Weather Analysis: The First 60-Degree+ Reading of the Year
There are a number of ways to gauge how cold a winter has been: mean temperature; the number of days with sub-freezing highs or single-digit lows; streaks of days with below average temperatures; or a dearth of mild readings. For instance, after the brutal winter of 2015 New York didn't experience its first 60-degree day until March 26. That's more than seven weeks later than the average date for this occurrence (Feb. 3) - and the latest date since 1982. Here are more interesting tidbits about the first reading of 60+:
- In the 19th century (1869-1899) the average date of the first 60+ reading in Central Park was March 8, and then between 1900-1970 the average date moved up to Feb. 23. Since 1970 the average date has been three weeks earlier.
- Between 1900-1970 the first 60+ day occurred on March 1 or later in half of the years, but since 1971 it has occurred after March 1 just 20% of the time.

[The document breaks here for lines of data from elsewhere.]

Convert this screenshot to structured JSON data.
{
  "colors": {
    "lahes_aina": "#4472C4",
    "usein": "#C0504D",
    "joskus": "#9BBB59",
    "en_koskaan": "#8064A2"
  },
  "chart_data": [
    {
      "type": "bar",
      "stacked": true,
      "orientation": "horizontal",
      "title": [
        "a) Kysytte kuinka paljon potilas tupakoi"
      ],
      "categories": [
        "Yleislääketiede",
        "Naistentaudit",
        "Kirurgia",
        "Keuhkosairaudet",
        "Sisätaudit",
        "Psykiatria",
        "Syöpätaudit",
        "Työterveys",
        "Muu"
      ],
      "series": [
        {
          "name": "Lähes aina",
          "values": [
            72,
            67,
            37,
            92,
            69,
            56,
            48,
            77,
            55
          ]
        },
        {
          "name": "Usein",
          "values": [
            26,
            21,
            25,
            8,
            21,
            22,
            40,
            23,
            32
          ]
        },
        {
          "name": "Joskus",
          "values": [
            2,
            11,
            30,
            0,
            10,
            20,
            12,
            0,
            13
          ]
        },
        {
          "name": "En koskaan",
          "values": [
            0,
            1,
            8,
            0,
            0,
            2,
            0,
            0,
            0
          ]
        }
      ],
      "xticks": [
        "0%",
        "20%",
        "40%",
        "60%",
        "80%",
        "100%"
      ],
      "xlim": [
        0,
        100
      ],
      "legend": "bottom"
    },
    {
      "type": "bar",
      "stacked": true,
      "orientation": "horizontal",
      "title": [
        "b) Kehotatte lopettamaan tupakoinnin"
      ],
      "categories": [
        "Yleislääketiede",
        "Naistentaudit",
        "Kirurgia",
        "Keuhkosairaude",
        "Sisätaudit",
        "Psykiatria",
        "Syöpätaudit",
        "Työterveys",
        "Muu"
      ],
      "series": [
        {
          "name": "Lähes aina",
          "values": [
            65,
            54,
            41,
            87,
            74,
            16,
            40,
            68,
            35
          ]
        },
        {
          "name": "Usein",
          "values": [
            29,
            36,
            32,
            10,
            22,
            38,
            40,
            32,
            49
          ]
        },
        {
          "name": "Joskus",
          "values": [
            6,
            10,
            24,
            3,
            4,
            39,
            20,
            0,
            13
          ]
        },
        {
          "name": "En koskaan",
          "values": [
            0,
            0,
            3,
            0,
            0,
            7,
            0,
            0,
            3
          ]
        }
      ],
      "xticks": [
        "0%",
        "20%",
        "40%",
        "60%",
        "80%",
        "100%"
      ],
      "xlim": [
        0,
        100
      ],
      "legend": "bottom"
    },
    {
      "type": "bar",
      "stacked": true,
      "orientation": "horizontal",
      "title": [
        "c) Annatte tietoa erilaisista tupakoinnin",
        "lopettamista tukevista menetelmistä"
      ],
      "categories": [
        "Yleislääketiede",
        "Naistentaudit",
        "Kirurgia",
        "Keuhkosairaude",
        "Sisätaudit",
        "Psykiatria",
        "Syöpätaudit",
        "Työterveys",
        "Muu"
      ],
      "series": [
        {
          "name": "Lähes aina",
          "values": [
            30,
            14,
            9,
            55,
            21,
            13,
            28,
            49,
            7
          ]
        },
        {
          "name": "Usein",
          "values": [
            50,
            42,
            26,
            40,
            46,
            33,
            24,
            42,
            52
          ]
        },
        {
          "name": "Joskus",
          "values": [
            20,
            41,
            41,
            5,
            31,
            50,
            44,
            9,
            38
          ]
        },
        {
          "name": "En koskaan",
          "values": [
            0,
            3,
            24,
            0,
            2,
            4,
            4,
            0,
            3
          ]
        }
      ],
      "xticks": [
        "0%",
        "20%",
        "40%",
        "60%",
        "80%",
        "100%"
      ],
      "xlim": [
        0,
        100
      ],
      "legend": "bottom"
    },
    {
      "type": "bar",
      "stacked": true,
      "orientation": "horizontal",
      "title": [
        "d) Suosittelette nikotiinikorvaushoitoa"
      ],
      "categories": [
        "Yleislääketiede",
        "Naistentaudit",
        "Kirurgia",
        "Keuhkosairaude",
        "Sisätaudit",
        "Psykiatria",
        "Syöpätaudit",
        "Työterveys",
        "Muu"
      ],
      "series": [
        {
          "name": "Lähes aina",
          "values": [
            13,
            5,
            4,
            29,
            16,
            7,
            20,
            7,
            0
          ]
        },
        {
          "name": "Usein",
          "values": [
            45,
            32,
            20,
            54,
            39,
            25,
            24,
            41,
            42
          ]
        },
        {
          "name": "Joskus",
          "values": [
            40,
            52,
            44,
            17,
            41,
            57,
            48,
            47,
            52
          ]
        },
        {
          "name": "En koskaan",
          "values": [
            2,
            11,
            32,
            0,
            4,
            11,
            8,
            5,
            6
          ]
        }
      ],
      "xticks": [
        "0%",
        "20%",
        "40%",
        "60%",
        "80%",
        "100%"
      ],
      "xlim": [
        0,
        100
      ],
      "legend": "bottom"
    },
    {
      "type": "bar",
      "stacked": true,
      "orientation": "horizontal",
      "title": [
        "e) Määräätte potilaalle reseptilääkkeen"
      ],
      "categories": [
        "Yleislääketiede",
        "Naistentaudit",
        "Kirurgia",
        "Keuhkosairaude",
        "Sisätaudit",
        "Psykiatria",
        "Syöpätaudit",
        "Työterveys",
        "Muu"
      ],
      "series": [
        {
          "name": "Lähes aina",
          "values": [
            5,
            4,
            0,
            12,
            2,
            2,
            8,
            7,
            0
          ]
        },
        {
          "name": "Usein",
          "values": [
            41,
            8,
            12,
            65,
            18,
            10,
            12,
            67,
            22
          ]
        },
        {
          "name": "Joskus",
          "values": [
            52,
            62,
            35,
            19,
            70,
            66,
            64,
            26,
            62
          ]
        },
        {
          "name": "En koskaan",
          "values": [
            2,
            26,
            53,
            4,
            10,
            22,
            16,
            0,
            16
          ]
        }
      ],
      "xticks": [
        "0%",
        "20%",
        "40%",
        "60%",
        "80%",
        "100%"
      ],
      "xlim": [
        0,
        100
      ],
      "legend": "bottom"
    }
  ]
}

- Since 1900 the first 60-degree day has occurred on New Year's Day five times: 1919, 1966, 1973, 1979 and 2005. (In 1966 the year's first 60+ reading followed 1965's last 60+ reading on New Year's Eve.)
- Looking at all years the latest date for the first 60+ reading was April 15, in 1877. And nine other years had their first reading in the 60s between April 5 and April 13 (see chart below); the most recent year to have a date that late in 1970 (April 8).
- Once every 10 years the first 60+ reading has occurred in the first three days of January, while once every 23 years the first 60 occurred on April 1 or later.
- In 2007, not only was the first 60-degree reading of the year very early (Jan. 5), it was followed the next day by the year's first high in the 70s (72°), the earliest ever.
- In 1997 and 1998 the first 60+ temperature occurred on the same date, a very early Jan. 3. And 1906 and 1907 had their first 60s on Jan. 4 while 2017's and 2018's was on Jan. 12 (in 2020 it fell on Jan. 11). At the other end of the spectrum, 1962 and 1963 both shared March 25 as the date of their first 60.
- For four years in a row, 2005-2008, the first 60-degree reading occurred in the first nine days of the year.
- In 1943, the year's first 60-degree temperature, 63°, came just five days after the morning low was 8° below zero. (And in 2022, the first temperature in the 60s, 68° on 2/17, was three days after the low was 16°).
- The coldest temperature to occur on the same day as the first reading of 60+ was in the winter of 1957 when an Arctic front knocked the temperature down to 20° after the mercury reached 60° earlier in the day (on Jan. 23).
- The biggest jump in temperature from the day before the first 60+ reading was 25 degrees, in 1954, when the high jumped from 44° to 69° the next day. The biggest increase in temperature the day following the first 60+ was 21 degrees, and it happened in 1917, when the high reading the day after rose to 83°. Lastly, the biggest drop in temperature after the first 60+ was 33 degrees and it happened in three years: 1957 (from 60° to 27°); in 1939 (62° to 29°); and in 1913 (63° to 30°).
- The date of the first 60+ reading in five years was also the date of the first 70+ reading: in 1987 (March 7); 1969 (March 18); 1964 (March 5); 1963 (March 25) and 1893 (April 1). Nine other years had their first 70+ reading the day after the first 60+, the last time being in 2007.
I know that the first 70°+ day of the year has also been the first 80°+ day (even the first 90°+ day) but has the first 60°+ day ever been the first 70 or 80. If so when did it happen and what was the temperature?
Posted by: Ethan | 08/21/2020 at 09:28 AM
Hi Ethan, it appears the first 60+ reading was 70 or warmer in five years, the most recent being 1987 when the high was 71 on 3/7.